Types of Shoulder Surgeries
- Arthroscopy uses an instrument called an arthroscope. Containing a small camera, it is inserted into joints via an incision. The doctor views transmitted images to a video screen while they perform the procedure. Arthroscopy is used for dislocations, tendonitis, certain rotator cuff and soft tissue issues, torn ligaments and cartilage, and frozen shoulder.
- Rotator cuff repair involves surgery to repair tendons pulled off the humerus. The surgeon may use an arthroscope to manage a minimally invasive procedure to reattach rotator cuff tendons. Overall, the surgery involves stitching the ripped tendon back to the arm bone.
- Arthroplasty is a procedure where a diseased joint is resurfaced or replaced. The surgeon removes damaged or arthritic bone areas and inserts a prosthesis implant or artificial material. This operation is applied to shoulders with degenerative diseases like rheumatoid arthritis or osteoarthritis.
- Damage to soft tissue in the shoulder muscle can be the result of a strain, sprain, blow, or overuse of the shoulder.
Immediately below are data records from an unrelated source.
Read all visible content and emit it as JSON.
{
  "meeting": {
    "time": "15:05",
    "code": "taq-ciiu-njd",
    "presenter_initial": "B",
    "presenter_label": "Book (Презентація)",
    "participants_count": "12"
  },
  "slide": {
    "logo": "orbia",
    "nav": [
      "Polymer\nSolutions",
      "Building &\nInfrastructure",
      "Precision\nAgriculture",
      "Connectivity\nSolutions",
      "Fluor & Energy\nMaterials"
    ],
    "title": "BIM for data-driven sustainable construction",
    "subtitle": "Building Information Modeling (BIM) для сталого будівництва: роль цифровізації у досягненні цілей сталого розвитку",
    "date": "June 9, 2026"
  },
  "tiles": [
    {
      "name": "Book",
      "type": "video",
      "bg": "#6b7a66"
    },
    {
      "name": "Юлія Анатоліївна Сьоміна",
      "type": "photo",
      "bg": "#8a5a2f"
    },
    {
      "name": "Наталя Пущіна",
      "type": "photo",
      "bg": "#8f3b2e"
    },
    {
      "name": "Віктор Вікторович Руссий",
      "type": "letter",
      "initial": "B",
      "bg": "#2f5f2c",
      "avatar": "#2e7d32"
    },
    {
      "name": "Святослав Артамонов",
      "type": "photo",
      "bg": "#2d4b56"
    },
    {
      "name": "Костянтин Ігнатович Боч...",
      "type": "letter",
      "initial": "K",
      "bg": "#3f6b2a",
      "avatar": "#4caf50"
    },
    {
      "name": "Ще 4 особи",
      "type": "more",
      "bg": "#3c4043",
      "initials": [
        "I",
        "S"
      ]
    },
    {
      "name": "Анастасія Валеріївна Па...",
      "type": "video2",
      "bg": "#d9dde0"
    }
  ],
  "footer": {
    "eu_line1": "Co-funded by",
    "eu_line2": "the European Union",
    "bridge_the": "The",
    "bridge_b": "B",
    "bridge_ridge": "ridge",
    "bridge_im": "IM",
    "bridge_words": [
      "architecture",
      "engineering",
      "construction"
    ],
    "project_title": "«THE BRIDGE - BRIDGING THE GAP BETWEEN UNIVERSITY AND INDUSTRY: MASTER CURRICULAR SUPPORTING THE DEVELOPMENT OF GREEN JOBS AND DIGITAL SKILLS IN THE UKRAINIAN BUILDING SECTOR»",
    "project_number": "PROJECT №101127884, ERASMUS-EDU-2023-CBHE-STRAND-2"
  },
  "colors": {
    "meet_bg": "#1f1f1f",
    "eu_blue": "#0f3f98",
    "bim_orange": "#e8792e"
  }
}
This injury is broken into four classifications. Grade four injuries usually require surgery. The greatest risk with this damage is it can be difficult to diagnose and many victims fail to get treatment quickly.
Sometimes, the newest forms of minimally invasive surgery options may not be viable. The situation with the shoulder may require open surgery to get better results. It is often performed through small incisions measuring only a few inches.
After surgery, be mindful of fever – usually the day following procedures – increased swelling or pain, signs of infection (warmth, redness or tenderness), excessive bleeding, or tingling or numbness in the hand or arm. Contact the doctor if you experience any of this.
It will be important to maintain any and all recommended programs to recover use of the shoulder. There could be daily strengthening, stretching, physical therapy, rehabilitation, or rest. Your orthopedic professional – adept in the diagnosis of musculoskeletal systems – will be able to ascertain the best medical outcomes after surgery.